Tout le
monde pense que l'Iran a offert l'occasion tant recherchée par Israël pour
coudre ses déchirures sociales, régénérer ses soutiens et regagner l'opinion
publique internationale. Il aurait de ce fait, pensent certains, décrédibiliser
tous les gains qu'avait engrangés l'affaire palestinienne depuis le déluge d'El
Aqsa. Alors que la contre-attaque était mûrement
mesurée, sobre et nécessairement appropriée. L'avenir le dira. Le branle-bas de
combat secoue, cependant, les capitales des puissances de ce monde en manque
d'équilibre, notamment celles du camp occidental. Des conseils de guerre aux
sommets de tous les G, le menu n'est que l'étude du meilleur mode de tuer des
gens, de la bonne formule à garder le guidon de l'univers. Croyez-vous que ces
conciliabules se tiennent pour résorber la faim dans le monde ou répandre les
valeurs de paix et de justice là où elles font défaut, où venir au secours des
peuples colonisés ou au moins faire cesser le feu à Ghaza,
qui, mortellement, brûle toujours ? Ils sont sensiblement alertes à la moindre
action pourtant légitime, d'une part, lorsqu'elle constitue à leurs yeux une
menace tant pour leurs intérêts que pour la suprématie de leur hégémonie. Ils
veulent tout régenter.
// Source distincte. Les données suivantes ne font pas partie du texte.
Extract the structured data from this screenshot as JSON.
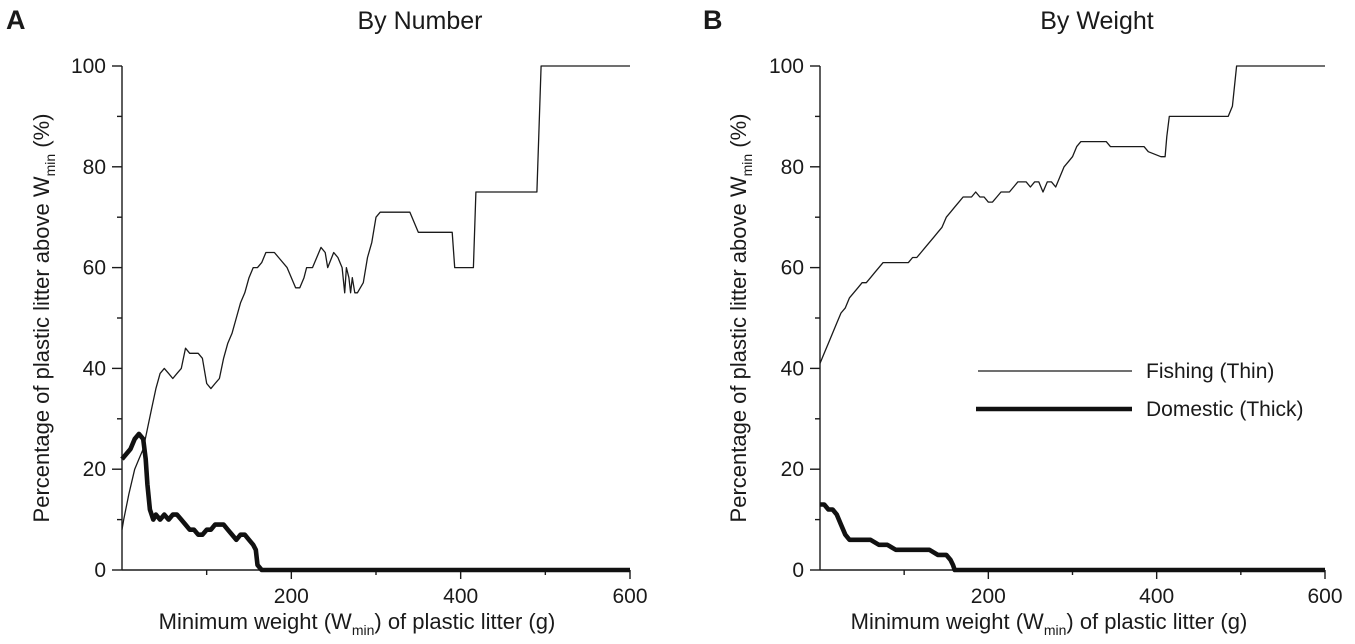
{
  "figure": {
    "panels": [
      {
        "letter": "A",
        "title": "By Number",
        "xlabel_parts": [
          "Minimum weight (W",
          "min",
          ") of plastic litter (g)"
        ],
        "ylabel_parts": [
          "Percentage of plastic litter above W",
          "min",
          " (%)"
        ]
      },
      {
        "letter": "B",
        "title": "By Weight",
        "xlabel_parts": [
          "Minimum weight (W",
          "min",
          ") of plastic litter (g)"
        ],
        "ylabel_parts": [
          "Percentage of plastic litter above W",
          "min",
          " (%)"
        ]
      }
    ],
    "legend": {
      "fishing_label": "Fishing (Thin)",
      "domestic_label": "Domestic (Thick)"
    }
  },
  "chart_data": [
    {
      "type": "line",
      "panel": "A",
      "title": "By Number",
      "xlabel": "Minimum weight (Wmin) of plastic litter (g)",
      "ylabel": "Percentage of plastic litter above Wmin (%)",
      "xlim": [
        0,
        600
      ],
      "ylim": [
        0,
        100
      ],
      "x_ticks": [
        200,
        400,
        600
      ],
      "x_tick_labels": [
        "200",
        "400",
        "600"
      ],
      "x_minor_ticks": [
        100,
        300,
        500
      ],
      "y_ticks": [
        0,
        20,
        40,
        60,
        80,
        100
      ],
      "y_tick_labels": [
        "0",
        "20",
        "40",
        "60",
        "80",
        "100"
      ],
      "y_minor_ticks": [
        10,
        30,
        50,
        70,
        90
      ],
      "legend": null,
      "series": [
        {
          "name": "Fishing",
          "style": "thin",
          "x": [
            0,
            2,
            8,
            15,
            20,
            25,
            30,
            35,
            40,
            45,
            50,
            55,
            60,
            65,
            70,
            75,
            80,
            85,
            90,
            95,
            100,
            105,
            110,
            115,
            120,
            125,
            130,
            135,
            140,
            145,
            150,
            155,
            160,
            165,
            170,
            175,
            180,
            185,
            195,
            205,
            210,
            215,
            218,
            225,
            235,
            240,
            243,
            250,
            255,
            260,
            263,
            265,
            268,
            270,
            272,
            275,
            278,
            285,
            290,
            295,
            300,
            305,
            310,
            340,
            350,
            353,
            390,
            393,
            415,
            418,
            490,
            495,
            600
          ],
          "y": [
            8,
            10,
            15,
            20,
            22,
            24,
            28,
            32,
            36,
            39,
            40,
            39,
            38,
            39,
            40,
            44,
            43,
            43,
            43,
            42,
            37,
            36,
            37,
            38,
            42,
            45,
            47,
            50,
            53,
            55,
            58,
            60,
            60,
            61,
            63,
            63,
            63,
            62,
            60,
            56,
            56,
            58,
            60,
            60,
            64,
            63,
            60,
            63,
            62,
            60,
            55,
            60,
            58,
            55,
            58,
            55,
            55,
            57,
            62,
            65,
            70,
            71,
            71,
            71,
            67,
            67,
            67,
            60,
            60,
            75,
            75,
            100,
            100
          ]
        },
        {
          "name": "Domestic",
          "style": "thick",
          "x": [
            0,
            5,
            10,
            15,
            20,
            25,
            28,
            30,
            33,
            37,
            40,
            45,
            50,
            55,
            60,
            65,
            70,
            75,
            80,
            85,
            90,
            95,
            100,
            105,
            110,
            115,
            120,
            125,
            130,
            135,
            140,
            145,
            150,
            155,
            158,
            160,
            165,
            600
          ],
          "y": [
            22,
            23,
            24,
            26,
            27,
            26,
            22,
            17,
            12,
            10,
            11,
            10,
            11,
            10,
            11,
            11,
            10,
            9,
            8,
            8,
            7,
            7,
            8,
            8,
            9,
            9,
            9,
            8,
            7,
            6,
            7,
            7,
            6,
            5,
            4,
            1,
            0,
            0
          ]
        }
      ]
    },
    {
      "type": "line",
      "panel": "B",
      "title": "By Weight",
      "xlabel": "Minimum weight (Wmin) of plastic litter (g)",
      "ylabel": "Percentage of plastic litter above Wmin (%)",
      "xlim": [
        0,
        600
      ],
      "ylim": [
        0,
        100
      ],
      "x_ticks": [
        200,
        400,
        600
      ],
      "x_tick_labels": [
        "200",
        "400",
        "600"
      ],
      "x_minor_ticks": [
        100,
        300,
        500
      ],
      "y_ticks": [
        0,
        20,
        40,
        60,
        80,
        100
      ],
      "y_tick_labels": [
        "0",
        "20",
        "40",
        "60",
        "80",
        "100"
      ],
      "y_minor_ticks": [
        10,
        30,
        50,
        70,
        90
      ],
      "legend": {
        "placement": "right-middle",
        "entries": [
          "Fishing (Thin)",
          "Domestic (Thick)"
        ]
      },
      "series": [
        {
          "name": "Fishing (Thin)",
          "style": "thin",
          "x": [
            0,
            5,
            10,
            15,
            20,
            25,
            30,
            35,
            40,
            45,
            50,
            55,
            60,
            65,
            70,
            75,
            80,
            85,
            90,
            95,
            100,
            105,
            110,
            115,
            120,
            125,
            130,
            135,
            140,
            145,
            150,
            155,
            160,
            165,
            170,
            175,
            180,
            185,
            190,
            195,
            200,
            205,
            210,
            215,
            220,
            225,
            230,
            235,
            240,
            245,
            250,
            255,
            260,
            265,
            270,
            275,
            280,
            285,
            290,
            295,
            300,
            305,
            310,
            340,
            345,
            350,
            385,
            390,
            405,
            410,
            412,
            415,
            480,
            485,
            490,
            495,
            600
          ],
          "y": [
            41,
            43,
            45,
            47,
            49,
            51,
            52,
            54,
            55,
            56,
            57,
            57,
            58,
            59,
            60,
            61,
            61,
            61,
            61,
            61,
            61,
            61,
            62,
            62,
            63,
            64,
            65,
            66,
            67,
            68,
            70,
            71,
            72,
            73,
            74,
            74,
            74,
            75,
            74,
            74,
            73,
            73,
            74,
            75,
            75,
            75,
            76,
            77,
            77,
            77,
            76,
            77,
            77,
            75,
            77,
            77,
            76,
            78,
            80,
            81,
            82,
            84,
            85,
            85,
            84,
            84,
            84,
            83,
            82,
            82,
            86,
            90,
            90,
            90,
            92,
            100,
            100
          ]
        },
        {
          "name": "Domestic (Thick)",
          "style": "thick",
          "x": [
            0,
            5,
            10,
            15,
            20,
            25,
            30,
            35,
            40,
            50,
            60,
            70,
            80,
            90,
            100,
            110,
            120,
            130,
            140,
            145,
            150,
            155,
            158,
            160,
            165,
            600
          ],
          "y": [
            13,
            13,
            12,
            12,
            11,
            9,
            7,
            6,
            6,
            6,
            6,
            5,
            5,
            4,
            4,
            4,
            4,
            4,
            3,
            3,
            3,
            2,
            1,
            0,
            0,
            0
          ]
        }
      ]
    }
  ]
}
Tous leur doivent servilité et obéissance. Les peuples
pauvres, les pays sous-développés, les États qui accusent d'immenses retards
technologiques qui ne couvrent pas leurs besoins alimentaires, qui ne
fabriquent pas leur propre arsenal militaire, qui ne peuvent assurer une totale
indépendance pharmaceutique et médicale sont voués, mains liées, bouche cousue,
aux desiderata des maîtres du monde. Il sera ainsi, tant que ces pays, ces
damnés de la terre, n'auront pas à s'affranchir de toute obédience et ne
valoriseront pas les potentialités dont regorgent leurs sociétés sur le plan
humain ou en ressources des règnes minéral, animal et végétal indispensable à
tout progrès. Ils ont tout. Des sources énergétiques à la force des muscles en
main-d'œuvre. Seulement, c'est ce savoir qui leur fait hélas défaut. Ou bien ce
refus ou cette indifférence à vouloir le mettre en œuvre et qui ne doit
qu'exister chez eux, chez leurs citoyens. Les plus grands innovateurs
contemporains proviennent justement des pauvres pays. Sinon pourquoi parle-t-on
de la fuite des cerveaux ? L'Iran, malgré l'embargo imposé par les États-Unis
depuis plus de 30 ans, ne s'est pas contenté d'agir par voie de résignation, il
a pris sa destinée avec l'acharnement de ses savants, de ses chercheurs. Il
n'importe rien. Tout est local. Du scanner à l'IRM, du Doliprane à l'insuline,
du tank au missile, du nucléaire au gaz rare. Rien ne leur manque. Il valide
ainsi l'équation magique que d'un espace, d'une ressource et d'un homme savant
on peut tout créer. Et le voilà maintenant qui tient tête, sinon cause un
casse-tête à la plus grande puissance mondiale et à son fils adultérin semé à
ses proximités. Avec cette attaque-réponse, l'Iran s'est essayé, à son honneur,
à opérer un rééquilibrage dans le rapport de force régional. Même en lançant
des pétards dans le ventre du dôme de fer. Il dit ne pas choisir la guerre mais
si elle s'impose, il n'est que finement prêt à la conduire. Il semble détenir
les moyens et les aboutissants à toute éventuelle offensive, affirmant que,
cette fois-ci, la réplique ne saurait être un coup de vent ou une frappe de
panique. A ce stade d'escalade, l'Iran ne joue pas. Ce ne sont pas les deux
mille kilomètres qui le séparent d'Israël qui vont le faire fléchir. La
technologie réduit les distances et raccourcit le temps.